Unfortunate tales of overregulation: “What happens when doctors think outside of the box.”
Egypt has created a new law to criminalize protests and strikes.
The Economist opposes the AT&T/T-Mobile merger.
An interesting review of an interesting book called The Globalization Paradox, of which this serves as a nice summary:
His new book, The Globalization Paradox, is simply the best recent treatment of the globalization dilemma that I've read, by an economist or anyone else. The paradox of his title is the fact that markets need states, but states are weakened, perhaps fatally, as globalization advances. When they promote ever deeper globalization, economists undermine the very markets they cherish as well as the state's capacity to reflect the democratic wishes of its citizens.
Ah: harsh justice for a Wall Street thief. (read for punchline).
Portugal’s borrowing costs are up to new heights.
More Chinese smartphones coming to the U.S.

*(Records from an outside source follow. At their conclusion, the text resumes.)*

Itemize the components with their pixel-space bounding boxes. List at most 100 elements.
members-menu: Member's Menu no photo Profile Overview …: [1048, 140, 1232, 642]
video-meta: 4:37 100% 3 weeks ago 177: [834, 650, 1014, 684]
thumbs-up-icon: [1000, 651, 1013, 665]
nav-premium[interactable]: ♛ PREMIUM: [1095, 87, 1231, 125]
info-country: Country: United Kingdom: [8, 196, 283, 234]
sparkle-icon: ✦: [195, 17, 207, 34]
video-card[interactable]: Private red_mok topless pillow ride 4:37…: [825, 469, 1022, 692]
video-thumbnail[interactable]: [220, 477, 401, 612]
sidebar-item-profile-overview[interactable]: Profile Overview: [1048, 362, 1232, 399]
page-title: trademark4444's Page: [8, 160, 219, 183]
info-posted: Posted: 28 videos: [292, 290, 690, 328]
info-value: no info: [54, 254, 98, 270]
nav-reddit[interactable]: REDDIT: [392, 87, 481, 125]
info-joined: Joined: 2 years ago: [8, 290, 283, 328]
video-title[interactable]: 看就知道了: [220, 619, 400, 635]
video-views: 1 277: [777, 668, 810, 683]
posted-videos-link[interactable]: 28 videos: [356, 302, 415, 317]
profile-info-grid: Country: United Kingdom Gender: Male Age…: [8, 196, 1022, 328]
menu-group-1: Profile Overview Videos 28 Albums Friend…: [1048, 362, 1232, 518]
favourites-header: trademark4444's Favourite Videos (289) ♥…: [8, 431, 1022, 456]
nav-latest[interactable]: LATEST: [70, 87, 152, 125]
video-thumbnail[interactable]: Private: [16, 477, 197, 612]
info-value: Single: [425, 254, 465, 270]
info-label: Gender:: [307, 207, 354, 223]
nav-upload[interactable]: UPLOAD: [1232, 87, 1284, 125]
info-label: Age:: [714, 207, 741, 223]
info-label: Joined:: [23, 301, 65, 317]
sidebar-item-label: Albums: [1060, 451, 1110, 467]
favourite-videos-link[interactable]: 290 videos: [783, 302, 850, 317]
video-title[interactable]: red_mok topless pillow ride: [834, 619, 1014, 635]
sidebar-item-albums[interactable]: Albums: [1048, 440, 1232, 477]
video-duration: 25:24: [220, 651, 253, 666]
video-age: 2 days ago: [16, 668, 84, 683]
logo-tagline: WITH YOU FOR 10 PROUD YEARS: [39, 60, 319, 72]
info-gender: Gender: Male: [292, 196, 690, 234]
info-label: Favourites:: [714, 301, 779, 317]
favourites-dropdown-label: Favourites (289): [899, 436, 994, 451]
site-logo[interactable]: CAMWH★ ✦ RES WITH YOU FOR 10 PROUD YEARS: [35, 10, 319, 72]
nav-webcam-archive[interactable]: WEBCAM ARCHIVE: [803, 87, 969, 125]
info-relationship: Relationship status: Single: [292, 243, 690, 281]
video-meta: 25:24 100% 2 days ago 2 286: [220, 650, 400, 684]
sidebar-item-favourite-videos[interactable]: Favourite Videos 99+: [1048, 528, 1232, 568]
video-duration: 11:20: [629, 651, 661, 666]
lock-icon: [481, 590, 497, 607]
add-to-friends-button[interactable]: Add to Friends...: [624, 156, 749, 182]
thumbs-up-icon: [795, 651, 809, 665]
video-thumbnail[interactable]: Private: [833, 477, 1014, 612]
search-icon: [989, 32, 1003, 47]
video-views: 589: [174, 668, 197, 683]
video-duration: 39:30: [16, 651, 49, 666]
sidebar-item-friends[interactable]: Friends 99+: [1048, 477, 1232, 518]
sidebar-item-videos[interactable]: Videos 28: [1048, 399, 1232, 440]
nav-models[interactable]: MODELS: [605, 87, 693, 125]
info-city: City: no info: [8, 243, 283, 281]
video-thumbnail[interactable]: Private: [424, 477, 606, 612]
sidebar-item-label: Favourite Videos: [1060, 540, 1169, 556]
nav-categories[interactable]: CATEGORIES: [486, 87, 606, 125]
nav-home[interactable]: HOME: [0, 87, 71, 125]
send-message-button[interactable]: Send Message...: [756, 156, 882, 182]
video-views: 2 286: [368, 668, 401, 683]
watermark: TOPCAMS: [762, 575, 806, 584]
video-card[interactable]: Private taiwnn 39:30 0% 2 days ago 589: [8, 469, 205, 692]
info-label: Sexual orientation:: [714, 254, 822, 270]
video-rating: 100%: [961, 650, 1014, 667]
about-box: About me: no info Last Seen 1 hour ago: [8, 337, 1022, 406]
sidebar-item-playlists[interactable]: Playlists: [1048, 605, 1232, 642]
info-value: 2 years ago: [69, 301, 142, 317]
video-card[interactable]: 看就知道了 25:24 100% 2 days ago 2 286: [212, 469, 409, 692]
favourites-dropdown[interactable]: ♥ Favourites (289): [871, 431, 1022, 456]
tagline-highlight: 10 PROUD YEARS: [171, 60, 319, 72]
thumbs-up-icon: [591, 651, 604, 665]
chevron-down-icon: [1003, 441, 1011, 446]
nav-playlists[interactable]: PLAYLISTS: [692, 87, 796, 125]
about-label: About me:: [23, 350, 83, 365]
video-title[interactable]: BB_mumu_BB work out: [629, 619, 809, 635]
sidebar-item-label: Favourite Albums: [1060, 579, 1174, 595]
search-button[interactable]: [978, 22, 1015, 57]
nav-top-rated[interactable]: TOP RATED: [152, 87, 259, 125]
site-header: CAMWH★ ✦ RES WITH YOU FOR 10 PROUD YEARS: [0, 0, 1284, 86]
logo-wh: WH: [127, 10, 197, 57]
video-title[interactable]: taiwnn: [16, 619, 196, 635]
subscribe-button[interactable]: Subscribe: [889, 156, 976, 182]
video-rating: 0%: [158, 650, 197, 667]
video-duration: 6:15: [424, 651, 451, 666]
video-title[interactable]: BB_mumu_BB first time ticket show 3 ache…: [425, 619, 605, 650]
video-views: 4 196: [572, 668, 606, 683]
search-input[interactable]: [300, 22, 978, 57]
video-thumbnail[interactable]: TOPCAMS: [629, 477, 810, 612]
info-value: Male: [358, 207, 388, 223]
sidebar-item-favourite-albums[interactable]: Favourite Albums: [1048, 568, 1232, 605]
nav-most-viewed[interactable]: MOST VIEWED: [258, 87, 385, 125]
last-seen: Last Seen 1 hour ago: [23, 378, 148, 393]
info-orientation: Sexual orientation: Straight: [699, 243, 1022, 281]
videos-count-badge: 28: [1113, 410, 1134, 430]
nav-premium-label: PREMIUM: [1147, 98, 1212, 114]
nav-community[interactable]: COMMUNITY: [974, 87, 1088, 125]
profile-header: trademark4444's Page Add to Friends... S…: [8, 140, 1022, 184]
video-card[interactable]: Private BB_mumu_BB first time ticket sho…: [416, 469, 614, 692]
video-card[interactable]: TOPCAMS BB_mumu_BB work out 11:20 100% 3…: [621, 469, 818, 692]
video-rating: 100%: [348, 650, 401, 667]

On superbugs in LA—this one, Klebsiella pneumoniae is responsible for at least 350 cases in LA County, is one about which I’ve linked to before—but this line is, ah, interesting:
Terashita concluded that CRKP was more common in Los Angeles County than public health officials had thought (possibly because cases had not been reported accurately), that hospitals need to do a better job of reporting infections and that healthcare facilities need to raise awareness about the bug to prevent the spread of infection.Fortunately it hasn’t really spread outside of the clinical setting but I’m sure it’s just a matter of time.
Speaking of virulent diseases: get ready for H5N1 coming from…Mexico again.
Foreign Policy is quite good on “Arrival Cities” where emigrants from villages settle.
Central America the new battlefield for drugs (Costa Rica, which doesn’t have a standing army, is particularly vulnerable.)
Republican insurance commissioner in Kansas unusually receptive to health care reform.